O&I Subcommittee Holds Hearing on Potomac Interceptor Collapse
WASHINGTON, D.C. – Today, Congressman John Joyce, M.D. (PA-13), Chairman of the Subcommittee on Oversight and Investigations, led a hearing titled Corrosion, Collapse, and Clean-Up: Examining the Potomac Interceptor Collapse.
“The collapse, which occurred on January 19, resulted in hundreds of gallons of untreated sewage overflowing onto nearby land and down to the Potomac River. This incident raises serious concerns about the resilience of critical wastewater infrastructure, and the impact that collapses or breaks like this can have on our communities, including on safe drinking water, public health, the environment, and local businesses,” said Chairman Joyce. “The Potomac Interceptor is a vital component of the region’s critical wastewater infrastructure. When it failed, it caused over 240 million gallons of wastewater to overflow into the Potomac River, threatening water quality, ecosystems, and the health of surrounding communities that rely on this river for recreation, fish and shellfish harvesting, and safe drinking water once treated.”
Watch the full hearing here.
Below are key excerpts from today’s hearing:

Congresswoman Diana Harshbarger (TN-01): “Assistant Administrator Kramer, how did the issuance of an emergency declaration allow for increased access to resources and a more expedited cleanup process?”
Assistant Administrator Kramer: “On the resources front, it allowed for additional deployment under FEMA's standard process — the mission assignments, scope of work, funding, and the 75/25 cost share split. In terms of what it allowed us to do on site, it enabled us to undertake remediation actions concurrently with the emergency repair of the collapse. Had there not been access to federal resources — both dollars and people — the cleanup was projected to proceed sequentially rather than concurrently. So we were able to move much more quickly.”

Congressman Troy Balderson (OH-12): “Your testimony also notes that the Great Falls intake site was able to provide all the necessary raw water required to meet water demand at the time of the incident, which was approximately 130 million gallons a day. If a break or wastewater overflow happened upstream from the two intake sites and the intakes needed to be closed throughout the response effort, how much water storage capacity do we have? And how long would it be able to supply the region with its water needs — such as drinking water and fire suppression — for D.C., Arlington, and Fairfax, with both intake sites closed?”
Col. Pera: “Vice Chairman Balderson, when we talk about the secondary approach that Ranking Member Clarke brought up, that added about 54 acre-feet of storage capacity. We're at about 47 acre-feet right now in our reservoir. So we're estimating close to that same 12 hours that we would be getting with that additional expansion of the reservoir — about 12 hours right now. There are some control measures that you can put in through strategic communication — asking the public to hold off on water use — that we can do through our platforms. But right now, it's about 12 hours.”

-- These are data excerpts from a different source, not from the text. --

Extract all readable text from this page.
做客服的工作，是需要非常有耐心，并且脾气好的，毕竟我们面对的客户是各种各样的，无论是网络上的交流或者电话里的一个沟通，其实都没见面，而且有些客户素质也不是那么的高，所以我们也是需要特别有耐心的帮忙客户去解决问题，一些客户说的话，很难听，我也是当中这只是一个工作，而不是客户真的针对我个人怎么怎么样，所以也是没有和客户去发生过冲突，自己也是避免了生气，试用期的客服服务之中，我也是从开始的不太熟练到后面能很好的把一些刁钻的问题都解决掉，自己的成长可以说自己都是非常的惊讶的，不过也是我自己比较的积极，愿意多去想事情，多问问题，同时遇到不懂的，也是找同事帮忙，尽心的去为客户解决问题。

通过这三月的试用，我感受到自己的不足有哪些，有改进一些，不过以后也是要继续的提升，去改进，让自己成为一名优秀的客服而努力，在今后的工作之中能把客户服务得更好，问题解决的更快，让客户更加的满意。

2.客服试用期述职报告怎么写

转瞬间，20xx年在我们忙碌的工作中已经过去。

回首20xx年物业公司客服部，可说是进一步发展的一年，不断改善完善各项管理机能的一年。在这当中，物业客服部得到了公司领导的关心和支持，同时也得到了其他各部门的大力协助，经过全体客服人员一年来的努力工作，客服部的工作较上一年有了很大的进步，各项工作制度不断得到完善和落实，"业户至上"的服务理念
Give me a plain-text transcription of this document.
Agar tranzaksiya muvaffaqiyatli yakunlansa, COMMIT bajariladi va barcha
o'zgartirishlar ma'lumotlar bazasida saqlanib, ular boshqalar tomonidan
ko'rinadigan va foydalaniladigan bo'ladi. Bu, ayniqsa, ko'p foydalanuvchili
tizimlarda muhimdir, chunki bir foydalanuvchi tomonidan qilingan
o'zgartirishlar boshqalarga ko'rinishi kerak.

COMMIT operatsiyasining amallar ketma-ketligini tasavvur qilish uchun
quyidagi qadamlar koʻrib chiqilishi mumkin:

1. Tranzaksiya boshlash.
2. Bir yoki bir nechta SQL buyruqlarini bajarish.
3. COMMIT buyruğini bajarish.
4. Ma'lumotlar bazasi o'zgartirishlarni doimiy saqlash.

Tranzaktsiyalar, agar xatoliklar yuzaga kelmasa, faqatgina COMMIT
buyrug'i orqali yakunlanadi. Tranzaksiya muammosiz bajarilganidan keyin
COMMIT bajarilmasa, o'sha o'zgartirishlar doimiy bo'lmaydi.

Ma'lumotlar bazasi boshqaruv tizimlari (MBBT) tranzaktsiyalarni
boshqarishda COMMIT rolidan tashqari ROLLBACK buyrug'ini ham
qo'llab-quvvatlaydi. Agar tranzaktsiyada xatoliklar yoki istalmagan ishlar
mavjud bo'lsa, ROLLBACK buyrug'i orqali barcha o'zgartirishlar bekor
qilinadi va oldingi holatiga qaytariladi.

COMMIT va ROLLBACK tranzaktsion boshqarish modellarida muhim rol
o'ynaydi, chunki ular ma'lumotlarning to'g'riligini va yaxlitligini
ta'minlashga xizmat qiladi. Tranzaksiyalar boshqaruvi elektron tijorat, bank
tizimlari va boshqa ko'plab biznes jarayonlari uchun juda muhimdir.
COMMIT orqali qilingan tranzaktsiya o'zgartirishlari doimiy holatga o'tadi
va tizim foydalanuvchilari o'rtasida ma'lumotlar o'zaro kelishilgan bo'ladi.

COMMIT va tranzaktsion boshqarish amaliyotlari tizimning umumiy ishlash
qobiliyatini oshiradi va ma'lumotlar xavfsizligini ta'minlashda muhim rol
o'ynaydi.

Congressman Gary Palmer (AL-06): “Trying to avoid any culpability or any appearance of incompetence is not what this is about. It's about making sure this doesn't happen again. This is an ecological and environmental disaster because you didn't execute the contract in a timely manner to have someone on site with the ability to mitigate a collapse or a breach. And that really bothers me. What I'm trying to find out is why the contract wasn't executed and why this was allowed to happen. There are failures across the board. The Park Service, the Corps of Engineers — they all should have been informed when the inspection showed certain sections of the line were in imminent possibility of breach or collapse. This should have been a total team effort. The one thing you did right, in my opinion, was that your engineer gave a report to the board or members of the board, and they approved an emergency contract. The one thing you really failed on was executing the contract. And I'm not done with this. I'm going to continue to look into this, because this is not a red or blue issue. This is not liberal or conservative. It's about taking care of people.”

Congressman John Joyce, M.D. (PA-13): “How confident are you that another collapse like this will not occur?”
Mr. Gaddis: “Congressman, I think that's sort of a hypothetical, and I—”
Congressman Joyce: “That's what I'm asking you — a hypothetical. With the information you have, with the drones you've utilized, with everything from your investigation, how can we tell the public that another imminent situation like January 19th won't be occurring soon?
Mr. Gaddis: “We're hopeful that we do not have another break like this one, and that is why we're doing all the things we're doing right now. But there are no guarantees when dealing with aging infrastructure.”